Towards a Research Ensemble presents Wallace Shawn’s ‘The Fever’

No break in 'The Fever'

The Fever won the 1991 Obie Award for new play, but its themes are even more relevant today. Actor Scott Rodrigue, a "psychophysical movement researcher," works under the name Towards a Research Ensemble and makes Wallace Shawn's solo show his own at Plays & Players' Skinner Studio.

Scott Rodrigue feels 'The Fever.' (Photo by Kathryn Raines)

Rodrigue --"communally directed" by a rotating panel of artists, peers, and mentors -- collaborates with designer Amanda Jensen, keeping the playwright's aesthetic for the piece in mind. Shawn, best known for the films My Dinner with Andre, The Princess Bride, and innumerable TV roles, first performed The Fever in apartments and later continued to reject lighting, sets, programs, or other theatrical trappings.

The Skinner Studio's walls and floor are black, with the audience in two small sections facing each other and back rows roped off "for the 1 percent." Jensen's lighting includes the audience as the production's most theatrical touch, gently sculpting the stage -- bare except for a chair and a cot -- and isolating Rodrigue skillfully.

Cognitive dissonance

Before the play, Rodrigue wanders, saying hello and offering beer.

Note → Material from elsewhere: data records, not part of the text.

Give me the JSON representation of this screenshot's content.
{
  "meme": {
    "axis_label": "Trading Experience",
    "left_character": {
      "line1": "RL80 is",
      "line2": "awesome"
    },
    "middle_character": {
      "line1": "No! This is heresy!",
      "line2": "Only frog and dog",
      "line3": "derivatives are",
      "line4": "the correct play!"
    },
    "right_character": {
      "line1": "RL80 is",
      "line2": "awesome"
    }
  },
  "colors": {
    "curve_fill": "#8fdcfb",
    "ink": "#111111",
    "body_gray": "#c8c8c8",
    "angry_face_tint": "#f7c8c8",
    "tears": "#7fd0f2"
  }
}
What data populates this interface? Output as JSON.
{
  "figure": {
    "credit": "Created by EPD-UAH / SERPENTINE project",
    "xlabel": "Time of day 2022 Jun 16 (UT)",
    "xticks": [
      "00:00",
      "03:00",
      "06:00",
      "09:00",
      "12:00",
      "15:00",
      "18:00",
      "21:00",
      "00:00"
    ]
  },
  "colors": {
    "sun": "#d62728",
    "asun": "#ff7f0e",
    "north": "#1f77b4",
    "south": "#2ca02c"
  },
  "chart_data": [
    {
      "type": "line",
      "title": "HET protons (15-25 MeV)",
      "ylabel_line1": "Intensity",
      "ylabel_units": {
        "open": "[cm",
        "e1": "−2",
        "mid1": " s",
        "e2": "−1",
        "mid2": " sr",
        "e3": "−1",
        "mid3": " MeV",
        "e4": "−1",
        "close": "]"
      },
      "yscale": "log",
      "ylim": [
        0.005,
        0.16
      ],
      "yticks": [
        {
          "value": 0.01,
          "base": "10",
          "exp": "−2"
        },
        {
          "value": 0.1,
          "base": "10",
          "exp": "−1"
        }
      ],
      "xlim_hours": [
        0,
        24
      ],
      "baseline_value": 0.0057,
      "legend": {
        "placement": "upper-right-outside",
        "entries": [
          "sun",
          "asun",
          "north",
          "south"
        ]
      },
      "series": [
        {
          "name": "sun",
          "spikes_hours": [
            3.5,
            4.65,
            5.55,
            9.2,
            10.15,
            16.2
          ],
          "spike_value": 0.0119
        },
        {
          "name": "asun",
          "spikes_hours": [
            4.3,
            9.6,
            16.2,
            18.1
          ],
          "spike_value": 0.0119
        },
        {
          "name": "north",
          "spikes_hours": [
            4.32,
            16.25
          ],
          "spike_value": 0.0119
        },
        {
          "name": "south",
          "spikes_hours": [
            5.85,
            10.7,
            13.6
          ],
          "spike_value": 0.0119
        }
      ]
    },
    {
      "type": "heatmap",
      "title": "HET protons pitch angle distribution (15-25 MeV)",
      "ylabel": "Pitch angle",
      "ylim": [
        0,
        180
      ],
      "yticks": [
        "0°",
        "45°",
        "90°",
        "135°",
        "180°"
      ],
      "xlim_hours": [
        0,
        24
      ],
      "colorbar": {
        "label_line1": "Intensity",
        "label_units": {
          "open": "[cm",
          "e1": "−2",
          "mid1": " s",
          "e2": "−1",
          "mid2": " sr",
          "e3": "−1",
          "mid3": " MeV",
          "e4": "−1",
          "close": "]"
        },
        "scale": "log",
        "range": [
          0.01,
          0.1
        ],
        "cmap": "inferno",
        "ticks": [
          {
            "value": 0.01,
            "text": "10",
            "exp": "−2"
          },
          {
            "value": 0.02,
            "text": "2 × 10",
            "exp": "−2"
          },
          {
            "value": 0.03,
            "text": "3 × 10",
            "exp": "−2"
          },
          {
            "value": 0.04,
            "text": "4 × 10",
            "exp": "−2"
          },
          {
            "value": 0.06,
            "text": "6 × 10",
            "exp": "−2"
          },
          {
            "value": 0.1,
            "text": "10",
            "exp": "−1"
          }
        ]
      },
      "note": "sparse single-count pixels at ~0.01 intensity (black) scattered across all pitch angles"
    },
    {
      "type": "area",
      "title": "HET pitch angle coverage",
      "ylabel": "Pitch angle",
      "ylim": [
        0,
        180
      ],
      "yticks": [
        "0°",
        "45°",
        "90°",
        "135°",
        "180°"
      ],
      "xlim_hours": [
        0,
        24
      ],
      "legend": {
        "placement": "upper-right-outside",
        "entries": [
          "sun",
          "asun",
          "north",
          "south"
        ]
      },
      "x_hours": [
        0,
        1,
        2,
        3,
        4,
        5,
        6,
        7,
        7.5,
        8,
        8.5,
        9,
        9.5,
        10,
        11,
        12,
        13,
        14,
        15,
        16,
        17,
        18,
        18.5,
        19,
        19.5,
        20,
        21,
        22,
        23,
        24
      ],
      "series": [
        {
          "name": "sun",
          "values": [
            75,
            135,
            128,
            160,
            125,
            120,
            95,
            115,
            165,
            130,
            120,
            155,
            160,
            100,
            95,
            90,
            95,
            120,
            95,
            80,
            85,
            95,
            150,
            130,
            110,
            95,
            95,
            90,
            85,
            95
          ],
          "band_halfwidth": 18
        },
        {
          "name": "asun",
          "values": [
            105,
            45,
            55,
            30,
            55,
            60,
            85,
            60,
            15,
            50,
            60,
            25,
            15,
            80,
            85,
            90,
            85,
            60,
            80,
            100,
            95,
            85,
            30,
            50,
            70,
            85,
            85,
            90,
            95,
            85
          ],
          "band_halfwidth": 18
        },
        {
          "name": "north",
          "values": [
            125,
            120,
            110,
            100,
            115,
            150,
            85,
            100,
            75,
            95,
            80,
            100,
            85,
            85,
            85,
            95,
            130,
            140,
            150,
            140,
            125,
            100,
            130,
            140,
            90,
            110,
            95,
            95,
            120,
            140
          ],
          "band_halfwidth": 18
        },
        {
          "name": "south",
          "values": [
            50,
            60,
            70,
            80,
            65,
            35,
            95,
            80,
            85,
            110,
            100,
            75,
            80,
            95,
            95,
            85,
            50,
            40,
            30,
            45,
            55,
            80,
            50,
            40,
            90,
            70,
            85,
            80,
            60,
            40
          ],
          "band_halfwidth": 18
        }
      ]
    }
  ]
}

The text starts rather suddenly, without the usual division of lights to black. Wearing a gray button-down shirt and dark trousers, aside from the rakish curl of his moustache and his bare feet, he seems ordinary. He prowls the entire space, sometimes sitting in the audience, talking nonstop for nearly two hours.

An exercise in cognitive dissonance, the whole experience challenges us to adjust our theatrical expectations much as the speaker's assumptions about politics and economy evolve through the piece. Stuck in a hotel room in an unnamed "country where they don't speak my language," he analyzes bloated First World privilege and bleak Third World reality, questioning his lifelong assumptions through discussions of Chekhov's The Cherry Orchard, torture, pornography, and "commodity fetishism."

The dramatic action, if one can call it that, reveals the character's epiphany: "The life I lead is irredeemably corrupt." It's hardly a satisfying answer to questions about who we are, what we believe, and why it matters, but the lessons for the audience are clear. "We cannot escape our connection to the poor," he explains. But there's no call to action, no vision of what we can, should, or must do.


Brave though it is, and likeable as Rodrigue's voice and manner are, The Fever posesses a relentlessly humorless quality, not quite lecturing but also not emotionally engaging or suspenseful. Like most people likely to attend The Fever, I entered with some knowledge and empathy about economic inequality. The piece deepened my understanding of global economic forces, but didn't win my dramatic engagement. Perhaps my expectations of characters and stories are too ingrained and limiting to be overcome -- but without them, am I experiencing a play?

The Fever, however well-meaning, professionally produced, and smartly performed, doesn't reveal character or take risks. It's unclear when the performance ends if the protagonist will abandon his selfish, privileged existence. We already know the world's horrors, even if we, safe in our bubbles of luxury, avoid them. Can we change them? The answer, if there is one, might make a better play.